Terminology for use of upper bounds
Andrea introduced the terms “early integration” and “late integration”.
- late integration: use conservative upper bounds; relax when known-good
- early integration: use liberal upper bounds; tighten when known-bad
As I write up these notes, I note that “early integration” is the epitome of “move fast and break things”. In open package sets, packages with improper upper bounds can wreak havoc on build plans. But in closed sets, it is an optimization for the common scenario.
Both integration types would benefit from automation.
Discussion on platform support
How to handle MacOS
Hosted?
Hetzner used to have MacOS options. They might still, but they used to, too.
gitlab.org may have public MacOS runners soon.
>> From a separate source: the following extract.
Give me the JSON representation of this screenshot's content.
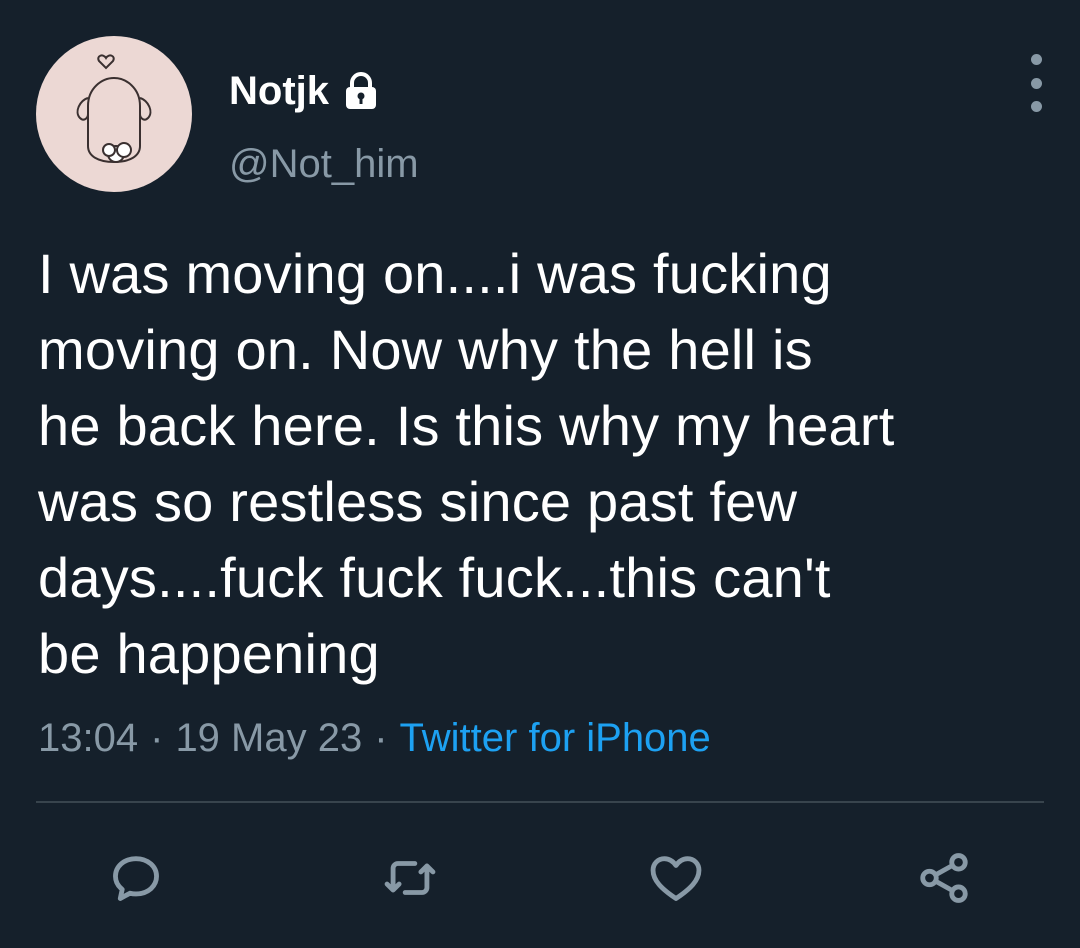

Reproducible environments?
NixOS Foundation, as of 2019, handle MacOS runners and the challenge of
reproducible build environments by:
- Operate a fleet of Mac Minis
- Run Linux on the devices (presumably NixOS)
- Run virtualized MacOS on the host Linux system
This satisfies the requirement of running Mac software on Mac hardware, but gives a lot more control.
A newer option is macos-ephemeral:
- Register the devices with the Apple fleet management service
- Automate the wiping and reinstallation of the OS through fleet management
Building for Windows
We talked about a few different things here. I did a bit of research afterward to make sure I understood some things correctly. (Mistakes are still my own.)
There are a couple options for building for Windows.
Cygwin
- Aims to be a POSIX environment that runs on Windows.
- Applications compiled by its toolchain depend on a compatibility DLL.
- By definition, does not provide a native Windows experience.
MinGW
- A GNU toolchain for building native Windows apps
- Since it uses GCC, MinGW-compiled C++ is not compatible with MSVC-compiled C++
- But C code is ABI-compatible
MSYS
- A stripped down POSIX environment (originally Cygwin) suitable for building Unix packages
- Uses MinGW toolchain, so apps don’t depend on the Cygwin compatibility DLL.
- Note that MSYS2 is an independent rewrite of MSYS
Clang
- Can (cross-)compile to MSVC-compatible object code
Interesting thing to note: Rust provides two variants of Windows bindist.
- windows-gnu: Presumably compatible with GCC-compiled code
- windows-msvc: Presumably compatible with MSVC-compiled code
Questions about Docker images
I asked about interest in corralling the menagerie of Haskell-related Docker images in the wild. Docker is in widespread use for CI and production systems, meaning a lot of people building Docker images. Opportunity for consolidation?
- GitHub - haskell/docker-haskell exists, but maintainers are asking for assistance
- It was noted that Docker could be a distribution target for GHC. It would make cross-platform support Docker’s problem.
- Could help with repro cases, too
I also asked about downloading dependencies in CI: out-of-band versus in-band.
- out-of-band: Baking dependencies into the CI Docker images.
- in-band: Fetching dependencies as a (pre) build step
In my experience, many mature projects build their own Docker images for CI, but still end up fetching a lot of things as a CI step. I.e. they do both in-band and out-of-band.
- GHC is an example
- Downloading dependencies can dominate job time. Somebody gave an example (not GHC) of a
22 minute job that was fetching (and building?) dependencies for 20 minutes.
Is in-band better than out-of-band or vice versa? Unfortunately this is probably a topology question. Which mechanism is faster depends on where the bits are coming from. That’s usually bespoke for mature projects. I’m interested to hear more experience reports.
Finally, nix-snapshotter was suggested as a way to deduplicate data on Docker images.